Its trade-offs are real: 256K context trails the 1M Claude and Gemini flagships, weaker on single-turn vision and grounded multimodal tasks, and chinese-jurisdiction data and newer vendor track record. At $0.6 in / $2.5 out per million tokens, it sits in the budget price band.
Laguna XS 2.1: where it fits
A 33B open-weight coding MoE running on 3B active parameters — 70.9% SWE-Bench Verified and very cheap, but unproven. Released July 2, 2026 by Poolside, it is built for remarkable efficiency — 70.9% on SWE-Bench Verified from only 3B active parameters, open weights under OpenMDW-1.1, shipped day one in BF16, FP8, NVFP4 and INT4 across every major runtime, cheap even on the paid tier, at roughly a sixth of GLM 4.7's input price, and unusually transparent evaluation — it publishes its harness, step limits, and sandbox specs.
Its trade-offs: weeks old with no independent replication; every published score traces back to Poolside's own harness, the free endpoint trains on your inputs and outputs — disqualifying for proprietary code, which is its main use case, and weak on harder agentic work (37.5 on Terminal-Bench 2.0), and its gain over XS.2 is barely above noise. At $0.1 in / $0.2 out per million tokens, it sits in the budget price band.

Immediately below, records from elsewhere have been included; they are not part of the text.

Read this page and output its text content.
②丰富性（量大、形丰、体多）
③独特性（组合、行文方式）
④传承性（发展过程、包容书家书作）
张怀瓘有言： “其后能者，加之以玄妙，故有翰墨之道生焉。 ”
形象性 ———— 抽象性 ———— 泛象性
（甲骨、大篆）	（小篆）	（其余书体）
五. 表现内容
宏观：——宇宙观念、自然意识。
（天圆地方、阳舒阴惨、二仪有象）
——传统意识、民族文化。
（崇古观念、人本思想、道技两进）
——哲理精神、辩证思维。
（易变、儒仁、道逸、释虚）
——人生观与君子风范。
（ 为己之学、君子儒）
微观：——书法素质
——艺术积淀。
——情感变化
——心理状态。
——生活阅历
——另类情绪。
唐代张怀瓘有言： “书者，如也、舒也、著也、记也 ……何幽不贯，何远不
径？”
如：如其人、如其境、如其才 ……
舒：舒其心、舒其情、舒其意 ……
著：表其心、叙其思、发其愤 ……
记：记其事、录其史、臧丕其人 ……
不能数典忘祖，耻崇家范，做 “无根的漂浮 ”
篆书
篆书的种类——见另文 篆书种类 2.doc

The bottom line for this matchup
This is less "which is smarter" and more "which ecosystem fits." Kimi K2.6 (China) and Laguna XS 2.1 (US) differ on pricing philosophy, data-residency, and tooling as much as on raw scores. Laguna XS 2.1 is the cheaper option, which matters at volume. The pragmatic move is to run one real task through both and judge the outputs against your own constraints — including where your data is allowed to be processed.
Want both Kimi K2.6 and Laguna XS 2.1 without two subscriptions? LumiChats gives you these plus 40+ models under one ₹69/day pass (about $1/day) — draft with one, cross-check with the other.
On SWE-Bench Verified, Kimi K2.6 scores 80.2% and Laguna XS 2.1 scores 70.9% — Kimi K2.6 has the measurable edge.
Which is cheaper, Kimi K2.6 or Laguna XS 2.1?
Laguna XS 2.1 is cheaper — $0.6/$2.5 per 1M tokens vs $0.1/$0.2 per 1M tokens, roughly 6× apart on input.
Which has the bigger context window?
Both advertise 256K (~393 pages). Remember advertised ≠ usable: recall typically degrades before the ceiling.
Can I use both Kimi K2.6 and Laguna XS 2.1 together?
Yes — a multi-model platform like LumiChats gives you Kimi K2.6, Laguna XS 2.1 and 40+ others under one ₹69/day pass (about $1/day), so you can draft with one and cross-check with the other instead of buying two subscriptions.
Which is newer, Kimi K2.6 or Laguna XS 2.1?
Laguna XS 2.1 — released July 2, 2026, about 2 months after Kimi K2.6.
Specifications and benchmarks reflect publicly reported figures as of June 2026 and may change as providers release updates. Always verify on your own workload.